Le maillot arboré par l’équipe nationale algérienne lors de la coupe du Monde en 1982, est une tenue authentiquement algérienne. Il est sorti des ateliers de la Société Nationale du Textile (SONITEX), grande société étatique spécialisée entre autres dans la confection des costumes et des tenues de sport. Cette entreprise nationale avait fait son apparition dans le domaine sportif lors des jeux africains d’Alger en 1978 en habillant la délégation sportive et le personnel organisateur.

Une tenue moderniste 

Sans chauvinisme, le public algérien avait fortement apprécié la tenue de la Coupe du Monde de 1982. Elle était effectivement moderniste dans sa conception. Beaucoup l’ont placée comme le meilleur équipement porté par l’équipe nationale en soixante ans de son histoire. La tenue était tellement élégante que certains, certes parfois par nostalgie, ont suggéré sa «résurrection».

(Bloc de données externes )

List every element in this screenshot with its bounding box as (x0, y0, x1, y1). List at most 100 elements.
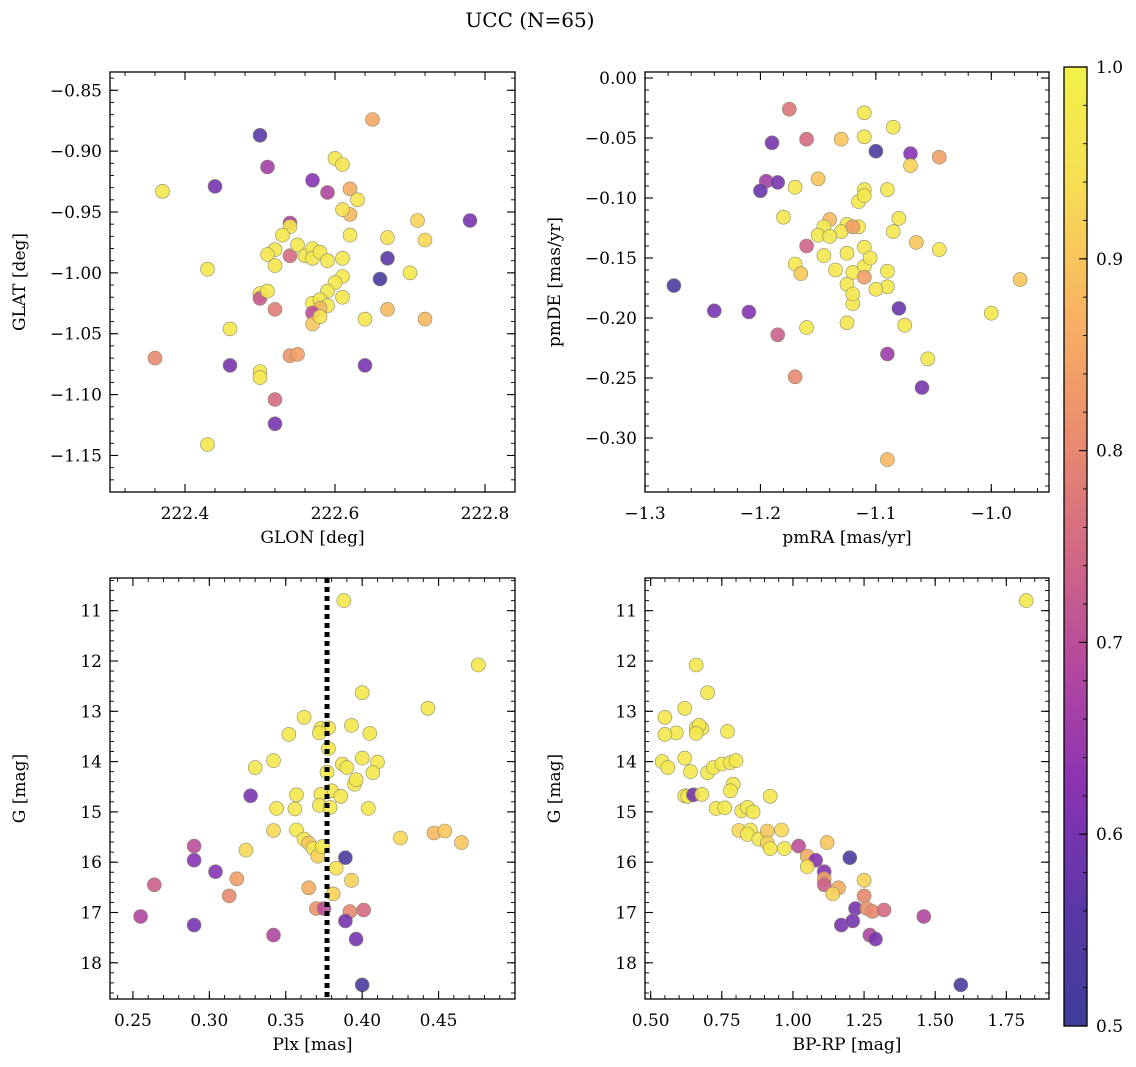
data-point (267, 302, 283, 317)
data-point (793, 266, 809, 281)
data-point (260, 283, 275, 299)
y-tick-label: −0.15 (585, 249, 637, 269)
data-point (348, 772, 364, 788)
data-point (238, 842, 254, 858)
y-tick-label: 18 (80, 954, 102, 974)
x-tick-label: 0.35 (267, 1011, 305, 1031)
data-point (281, 727, 297, 742)
data-point (312, 725, 327, 741)
data-point (762, 841, 778, 856)
data-point (880, 452, 895, 467)
y-tick-label: 14 (615, 753, 637, 773)
subplot-3: 0.25 0.30 0.35 0.40 0.45 11 12 13 14 15 16 17 18 Plx … (10, 577, 516, 1055)
data-point (365, 765, 381, 781)
data-point (822, 229, 838, 244)
y-tick-label: 16 (80, 853, 102, 873)
data-point (916, 909, 932, 924)
y-tick-label: −0.90 (50, 142, 102, 162)
figure-title: UCC (N=65) (465, 8, 594, 32)
data-point (312, 309, 328, 325)
y-tick-label: −0.30 (585, 429, 637, 449)
data-point (816, 877, 832, 893)
y-tick-label: 12 (615, 652, 637, 672)
data-point (862, 250, 878, 266)
axes-frame (644, 577, 1050, 1000)
data-point (723, 783, 738, 799)
data-point (410, 213, 425, 228)
data-point (267, 416, 283, 432)
y-tick-label: 16 (615, 853, 637, 873)
x-tick-label: −1.3 (624, 504, 665, 524)
data-point (267, 258, 283, 273)
data-point (269, 801, 284, 816)
data-point (335, 250, 350, 266)
data-point (147, 877, 162, 893)
data-point (787, 179, 803, 195)
data-point (186, 852, 202, 868)
data-point (252, 128, 268, 143)
data-point (339, 760, 355, 775)
y-tick-label: −0.05 (585, 129, 637, 149)
data-point (688, 726, 704, 741)
data-point (694, 786, 710, 802)
data-point (891, 301, 907, 316)
data-point (360, 801, 376, 816)
data-point (296, 709, 312, 725)
data-point (720, 724, 735, 739)
data-point (289, 787, 304, 803)
data-point (335, 289, 350, 305)
colorbar-tick-label: 0.9 (1096, 250, 1123, 270)
data-point (799, 320, 814, 335)
x-tick-label: 222.8 (461, 504, 510, 524)
data-point (819, 835, 835, 850)
data-point (856, 888, 872, 904)
x-tick-label: 0.75 (703, 1011, 741, 1031)
data-point (393, 830, 408, 846)
y-tick-label: −0.95 (50, 203, 102, 223)
x-tick-label: 0.50 (632, 1011, 670, 1031)
y-tick-label: −0.85 (50, 81, 102, 101)
y-tick-label: 12 (80, 652, 102, 672)
data-point (335, 157, 350, 172)
data-point (357, 358, 373, 373)
data-point (380, 302, 395, 317)
x-tick-label: 0.45 (420, 1011, 458, 1031)
data-point (868, 931, 883, 947)
data-point (903, 158, 918, 173)
data-point (683, 764, 698, 779)
data-point (762, 788, 778, 804)
data-point (186, 917, 202, 933)
data-point (868, 143, 884, 159)
colorbar-tick-label: 0.8 (1096, 442, 1123, 462)
data-point (891, 211, 907, 226)
y-tick-label: 0.00 (599, 69, 637, 89)
data-point (700, 685, 715, 701)
subplots: 222.4 222.6 222.8 −0.85 −0.90 −0.95 −1.00 −1.05… (10, 69, 1050, 1055)
y-tick-label: 15 (80, 803, 102, 823)
data-point (354, 750, 370, 766)
colorbar-tick-label: 0.6 (1096, 825, 1123, 845)
x-tick-label: 222.6 (311, 504, 360, 524)
subplot-4: 0.50 0.75 1.00 1.25 1.50 1.75 11 12 13 14 15 16 17 18… (545, 577, 1050, 1055)
data-point (305, 173, 320, 188)
data-point (799, 131, 814, 147)
data-point (354, 685, 370, 701)
data-point (344, 718, 359, 733)
colorbar: 0.5 0.6 0.7 0.8 0.9 1.0 (1063, 58, 1123, 1037)
data-point (897, 317, 913, 333)
data-point (828, 262, 843, 278)
data-point (320, 253, 335, 269)
data-point (776, 209, 791, 225)
y-axis-label: pmDE [mas/yr] (545, 217, 565, 347)
axes-frame (109, 577, 516, 1000)
data-point (342, 227, 358, 243)
data-point (845, 286, 861, 302)
data-point (845, 913, 861, 929)
y-tick-label: 14 (80, 753, 102, 773)
data-point (1018, 593, 1034, 608)
data-point (880, 263, 895, 279)
data-point (437, 823, 453, 839)
data-point (207, 179, 223, 194)
data-point (417, 311, 433, 327)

Apparemment, ils ont été entendus puisque la firme Adidas, l’équipementier actuel de la Fédération Algérienne de Football a lancé dernièrement pour toutes les sélections nationales un maillot et un short qui ressemblent à ceux de la Sonitex (voir photos).

Sans être une copie conforme (peut être pour des raisons de droits d’auteur), le nouveau maillot des verts rappelle les beaux souvenirs des années quatre vingt au cours desquelles, l’Algérie avait décroché brillamment deux participations de rang en phase finale de la Coupe du Monde 1982 et 1986.

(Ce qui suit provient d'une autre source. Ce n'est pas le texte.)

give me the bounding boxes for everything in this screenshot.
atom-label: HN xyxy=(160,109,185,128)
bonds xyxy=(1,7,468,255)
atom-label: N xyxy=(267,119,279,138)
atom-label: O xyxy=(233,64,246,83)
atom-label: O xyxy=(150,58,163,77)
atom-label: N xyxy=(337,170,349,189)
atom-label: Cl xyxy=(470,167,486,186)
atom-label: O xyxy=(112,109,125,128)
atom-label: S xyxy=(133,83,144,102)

Ce maillot a eu une résonance mondiale après les exploits réalisés par les algériens dans les compétitions internationales. En Algérie ce sont les équipes nationales des autres sports qui l’ont adopté et c’est devenu une sorte de label au même titre que One,two, thrée viva l’Algérie.

La petite histoire du maillot 

Le succès de cette production de la Sonitex a tout de même une petite histoire qui mérite d’être racontée.

Au lendemain de la qualification pour la coupe du monde en Espagne, les grandes marques de tenues sportives sollicitent naturellement dans le cadre de leurs stratégies de communication, les pays qualifiés pour leur proposer de l’argent pour le port de l’équipement de leur marque.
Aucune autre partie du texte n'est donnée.